Perform some light cardio for a few minutes, warm up your arms with some practice lifts, then dive in!
Pull-up: Think you’re a pull-up pro? Try adding weights as you progress through your reps. If you struggle with pull-ups, however, just grab a resistance band, loop it through the bar at the top, hook your feet in, and use that for assistance.
My entire workout takes advantage of the angles that best work your target muscles. Most people will try to get their chin above the bar when doing pull-ups, but going that high makes your biceps do nearly all of the work. Big biceps are great, but don’t cheat your back here. In the video, you’ll see that I stop just short of bringing my chin to the bar. This way, I keep the tension on my lats at the end of the range of motion.
Single-arm dumbbell row: Again, learning the correct angle on this move will help you target your lats instead of letting other muscles shoulder the burden. Extend forward, scoop back, and then complete the movement by bringing your elbow up. Your movement should look like the letter J. You know, for Jeremy…
Close-grip cable row: Use a close-grip attachment, which will put your hands in the neutral position and help keep your elbows tight against your sides. Bring your torso back to a 90-degree angle, but don’t lean back any farther. If you do, it becomes a rocking motion that cheats you out of some of the potential benefits of the move.
Single-arm spider curl: Perform this one-armed curl face-down on an incline bench to target the short head of your biceps. To further ensure you’re not letting other muscles take over, concentrate on squeezing your biceps on the way up and then lowering with control. My favorite hack is to place my free hand under my working elbow for the first few reps, creating a makeshift platform from which to start the curl.

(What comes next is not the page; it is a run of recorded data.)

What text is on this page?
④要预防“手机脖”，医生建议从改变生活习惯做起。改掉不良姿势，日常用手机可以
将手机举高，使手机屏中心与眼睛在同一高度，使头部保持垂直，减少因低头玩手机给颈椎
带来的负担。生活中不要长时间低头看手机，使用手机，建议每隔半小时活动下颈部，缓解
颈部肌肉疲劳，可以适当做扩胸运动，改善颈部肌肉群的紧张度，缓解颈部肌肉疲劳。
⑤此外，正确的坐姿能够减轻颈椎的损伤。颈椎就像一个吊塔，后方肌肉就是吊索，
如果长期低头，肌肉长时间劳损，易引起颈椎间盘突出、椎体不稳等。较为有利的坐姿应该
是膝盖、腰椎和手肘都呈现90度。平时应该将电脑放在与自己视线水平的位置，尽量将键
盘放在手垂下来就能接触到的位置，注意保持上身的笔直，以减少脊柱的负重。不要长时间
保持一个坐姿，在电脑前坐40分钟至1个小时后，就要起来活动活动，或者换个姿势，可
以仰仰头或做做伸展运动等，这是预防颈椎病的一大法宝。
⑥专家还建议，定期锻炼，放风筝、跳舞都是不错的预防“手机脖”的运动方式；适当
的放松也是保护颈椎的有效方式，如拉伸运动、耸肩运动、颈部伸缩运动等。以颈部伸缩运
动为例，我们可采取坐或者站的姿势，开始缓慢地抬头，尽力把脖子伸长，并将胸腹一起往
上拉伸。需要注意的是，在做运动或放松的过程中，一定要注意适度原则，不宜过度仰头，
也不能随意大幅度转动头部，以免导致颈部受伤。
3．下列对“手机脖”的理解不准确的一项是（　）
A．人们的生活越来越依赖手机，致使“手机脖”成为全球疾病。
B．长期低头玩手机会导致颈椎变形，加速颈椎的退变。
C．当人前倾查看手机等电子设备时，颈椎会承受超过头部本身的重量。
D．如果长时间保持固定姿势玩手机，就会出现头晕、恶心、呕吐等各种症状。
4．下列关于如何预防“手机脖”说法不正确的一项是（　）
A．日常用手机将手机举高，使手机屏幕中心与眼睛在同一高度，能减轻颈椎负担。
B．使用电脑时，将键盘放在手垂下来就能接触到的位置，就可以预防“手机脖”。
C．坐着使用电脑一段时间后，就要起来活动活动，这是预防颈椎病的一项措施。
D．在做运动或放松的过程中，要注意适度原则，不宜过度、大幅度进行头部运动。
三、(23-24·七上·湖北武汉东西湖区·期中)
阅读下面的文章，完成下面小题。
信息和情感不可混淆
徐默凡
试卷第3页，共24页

Once I have the form down and know I’m working in the correct range of motion, I remove my hand.
Hammer curl: Using a neutral grip on the hammer curl allows you to target the smaller arm flexors. I’m a huge fan of using increased time under tension—the practice of keeping your muscles contracted for slightly longer periods of time—for hypertrophy. The easiest way to do this is through negatives, the lowering portion of the curl. Bring the weight up as you normally would. Then, instead of just letting the weight drop, bring it down a bit more slowly than usual to a count of 4.